Gerade deshalb ist eine breitere und schnellere Testung von PatientInnen und MitarbeiterInnen im entsprechenden Gesundheitssektor durch eine drastische Ausweitung der Testkapazitäten und ein Expositionsschutz derzeit das einzig sinnvolle Instrument, um Krebspatientinnen und -patienten ausreichend zu schützen.
Wie bereits erwähnt, ist der Tumorpatient unter Therapie am vulnerabelsten. Frühe chinesische Daten deuten auch darauf hin, dass Krebsüberlebende ein erhöhtes Risiko haben, sodass auch diese Gruppe nach Abschluss einer Therapie sich in besonderem Maße vor Exposition im Umfeld und durch Hygienemaßnahmen schützen sollte.

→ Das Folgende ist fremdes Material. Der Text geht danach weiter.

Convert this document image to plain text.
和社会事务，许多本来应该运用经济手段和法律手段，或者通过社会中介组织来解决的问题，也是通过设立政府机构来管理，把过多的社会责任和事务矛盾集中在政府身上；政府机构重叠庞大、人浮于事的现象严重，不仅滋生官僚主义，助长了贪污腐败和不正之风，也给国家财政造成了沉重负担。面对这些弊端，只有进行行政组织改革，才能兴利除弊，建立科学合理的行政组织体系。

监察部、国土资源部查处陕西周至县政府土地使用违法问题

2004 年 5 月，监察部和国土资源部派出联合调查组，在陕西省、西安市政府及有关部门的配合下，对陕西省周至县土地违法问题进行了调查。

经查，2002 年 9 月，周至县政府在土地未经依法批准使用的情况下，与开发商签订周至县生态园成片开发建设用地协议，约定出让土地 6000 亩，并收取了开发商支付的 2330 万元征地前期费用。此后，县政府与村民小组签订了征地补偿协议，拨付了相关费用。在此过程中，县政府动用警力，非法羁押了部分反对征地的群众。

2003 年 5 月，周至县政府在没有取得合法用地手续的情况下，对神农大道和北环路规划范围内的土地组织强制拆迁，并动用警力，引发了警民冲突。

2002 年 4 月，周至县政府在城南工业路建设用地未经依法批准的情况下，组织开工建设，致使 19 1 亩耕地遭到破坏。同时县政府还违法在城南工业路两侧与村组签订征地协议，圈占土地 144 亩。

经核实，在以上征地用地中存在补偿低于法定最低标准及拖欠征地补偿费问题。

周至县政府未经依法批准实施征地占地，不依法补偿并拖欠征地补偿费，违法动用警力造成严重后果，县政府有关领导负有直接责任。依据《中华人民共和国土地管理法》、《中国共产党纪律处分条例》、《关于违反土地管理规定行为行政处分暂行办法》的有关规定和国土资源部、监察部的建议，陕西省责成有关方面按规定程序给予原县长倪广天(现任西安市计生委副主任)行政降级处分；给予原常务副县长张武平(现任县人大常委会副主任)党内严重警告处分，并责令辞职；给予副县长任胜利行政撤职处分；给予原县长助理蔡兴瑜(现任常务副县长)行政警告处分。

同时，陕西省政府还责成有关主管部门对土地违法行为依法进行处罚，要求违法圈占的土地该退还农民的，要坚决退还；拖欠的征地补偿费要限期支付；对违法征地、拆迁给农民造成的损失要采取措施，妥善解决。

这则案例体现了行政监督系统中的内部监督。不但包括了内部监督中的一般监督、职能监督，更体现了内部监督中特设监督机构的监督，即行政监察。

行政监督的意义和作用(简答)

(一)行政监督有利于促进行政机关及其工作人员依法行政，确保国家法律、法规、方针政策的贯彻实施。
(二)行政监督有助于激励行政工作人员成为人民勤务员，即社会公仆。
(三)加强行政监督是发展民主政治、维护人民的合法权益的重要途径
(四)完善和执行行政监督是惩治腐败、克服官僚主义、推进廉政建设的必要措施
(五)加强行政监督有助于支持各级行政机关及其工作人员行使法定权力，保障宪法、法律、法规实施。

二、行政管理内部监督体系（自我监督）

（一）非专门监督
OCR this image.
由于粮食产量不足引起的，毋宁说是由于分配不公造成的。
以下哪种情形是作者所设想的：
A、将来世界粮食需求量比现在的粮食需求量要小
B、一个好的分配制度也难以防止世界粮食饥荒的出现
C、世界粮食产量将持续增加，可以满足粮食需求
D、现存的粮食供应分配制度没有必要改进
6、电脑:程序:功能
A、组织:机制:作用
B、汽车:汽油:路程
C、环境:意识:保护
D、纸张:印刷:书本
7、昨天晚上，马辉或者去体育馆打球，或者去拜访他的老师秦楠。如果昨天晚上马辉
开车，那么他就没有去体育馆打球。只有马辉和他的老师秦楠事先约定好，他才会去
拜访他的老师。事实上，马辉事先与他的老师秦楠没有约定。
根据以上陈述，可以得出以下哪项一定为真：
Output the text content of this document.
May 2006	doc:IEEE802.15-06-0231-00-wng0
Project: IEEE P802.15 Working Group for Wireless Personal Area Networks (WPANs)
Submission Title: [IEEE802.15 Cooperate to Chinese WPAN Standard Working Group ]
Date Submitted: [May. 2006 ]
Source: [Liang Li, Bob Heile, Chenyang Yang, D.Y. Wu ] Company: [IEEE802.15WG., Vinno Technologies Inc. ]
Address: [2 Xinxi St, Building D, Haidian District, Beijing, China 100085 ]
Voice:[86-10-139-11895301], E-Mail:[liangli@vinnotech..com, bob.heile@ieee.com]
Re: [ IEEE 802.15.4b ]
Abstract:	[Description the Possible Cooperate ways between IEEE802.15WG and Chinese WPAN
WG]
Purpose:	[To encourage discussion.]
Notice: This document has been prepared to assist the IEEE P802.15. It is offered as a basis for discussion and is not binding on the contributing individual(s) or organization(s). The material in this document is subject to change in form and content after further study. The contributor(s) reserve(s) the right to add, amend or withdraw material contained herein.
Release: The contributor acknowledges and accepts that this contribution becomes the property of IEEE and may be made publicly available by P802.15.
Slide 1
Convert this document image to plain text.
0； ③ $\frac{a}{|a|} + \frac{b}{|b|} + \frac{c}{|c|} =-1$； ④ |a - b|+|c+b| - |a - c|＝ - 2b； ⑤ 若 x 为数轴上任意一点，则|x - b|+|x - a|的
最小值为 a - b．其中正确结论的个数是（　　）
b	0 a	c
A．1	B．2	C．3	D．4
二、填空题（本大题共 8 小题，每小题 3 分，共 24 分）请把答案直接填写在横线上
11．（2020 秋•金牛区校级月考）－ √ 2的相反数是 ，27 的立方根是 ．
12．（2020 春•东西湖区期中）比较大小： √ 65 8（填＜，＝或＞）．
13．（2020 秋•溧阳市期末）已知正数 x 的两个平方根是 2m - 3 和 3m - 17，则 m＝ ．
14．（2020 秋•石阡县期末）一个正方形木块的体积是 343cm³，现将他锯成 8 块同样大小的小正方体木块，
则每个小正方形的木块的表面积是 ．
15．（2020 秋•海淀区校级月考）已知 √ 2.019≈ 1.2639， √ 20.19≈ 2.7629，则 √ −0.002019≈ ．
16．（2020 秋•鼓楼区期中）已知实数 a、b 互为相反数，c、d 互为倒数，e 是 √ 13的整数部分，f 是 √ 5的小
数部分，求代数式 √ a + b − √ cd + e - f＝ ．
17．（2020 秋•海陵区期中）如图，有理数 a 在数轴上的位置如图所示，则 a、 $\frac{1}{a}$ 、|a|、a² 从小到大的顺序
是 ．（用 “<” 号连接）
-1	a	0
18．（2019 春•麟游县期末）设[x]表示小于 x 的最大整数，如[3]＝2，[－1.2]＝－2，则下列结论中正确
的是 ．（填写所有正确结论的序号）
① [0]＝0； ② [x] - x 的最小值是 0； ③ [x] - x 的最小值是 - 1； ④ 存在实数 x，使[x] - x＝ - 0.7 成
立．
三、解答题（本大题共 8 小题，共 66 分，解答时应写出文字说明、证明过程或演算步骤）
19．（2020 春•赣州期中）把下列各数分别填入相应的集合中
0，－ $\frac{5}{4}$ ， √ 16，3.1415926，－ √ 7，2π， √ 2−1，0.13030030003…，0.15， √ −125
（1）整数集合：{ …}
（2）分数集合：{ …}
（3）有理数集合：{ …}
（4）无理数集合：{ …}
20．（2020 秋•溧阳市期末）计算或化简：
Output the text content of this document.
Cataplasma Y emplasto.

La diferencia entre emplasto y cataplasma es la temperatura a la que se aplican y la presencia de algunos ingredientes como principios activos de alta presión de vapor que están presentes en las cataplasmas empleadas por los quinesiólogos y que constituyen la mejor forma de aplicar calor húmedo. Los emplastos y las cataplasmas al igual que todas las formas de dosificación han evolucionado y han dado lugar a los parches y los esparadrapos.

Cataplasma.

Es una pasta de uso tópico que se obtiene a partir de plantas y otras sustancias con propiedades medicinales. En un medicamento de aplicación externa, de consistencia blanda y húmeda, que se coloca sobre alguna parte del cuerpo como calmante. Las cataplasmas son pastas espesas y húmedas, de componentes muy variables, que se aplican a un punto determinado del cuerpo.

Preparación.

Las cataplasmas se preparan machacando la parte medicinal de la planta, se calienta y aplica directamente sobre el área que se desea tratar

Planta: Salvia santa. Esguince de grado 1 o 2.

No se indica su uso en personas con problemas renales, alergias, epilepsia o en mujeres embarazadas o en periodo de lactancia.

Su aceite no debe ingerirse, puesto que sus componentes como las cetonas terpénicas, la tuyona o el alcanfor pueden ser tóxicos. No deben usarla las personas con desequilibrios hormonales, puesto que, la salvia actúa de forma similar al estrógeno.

"Kritische Nachsorgetermine (fraglicher Rückfall, unklare, nicht SARS-CoV-2 suspekte Symptome) ja, ansonsten machen wir derzeit extrem viel Tele-Medizin", so Wolf. Das ersetzt nicht die Ärztin bzw. den Arzt und ist kein langfristig sinnvolles Konzept, um höchste Qualität in der Krebsversorgung sicherzustellen. In der aktuellen Situation ist es aber das beste Instrument, um eine Überwachung der Patientinnen und Patienten zu gewährleisten, sie zu informieren und auch zu beurteilen, ob eine Vorstellung am Krebszentrum wirklich notwendig ist. Alle Routineuntersuchungen sollten im Moment zum Schutz der Patientinnen und Patienten verschoben werden.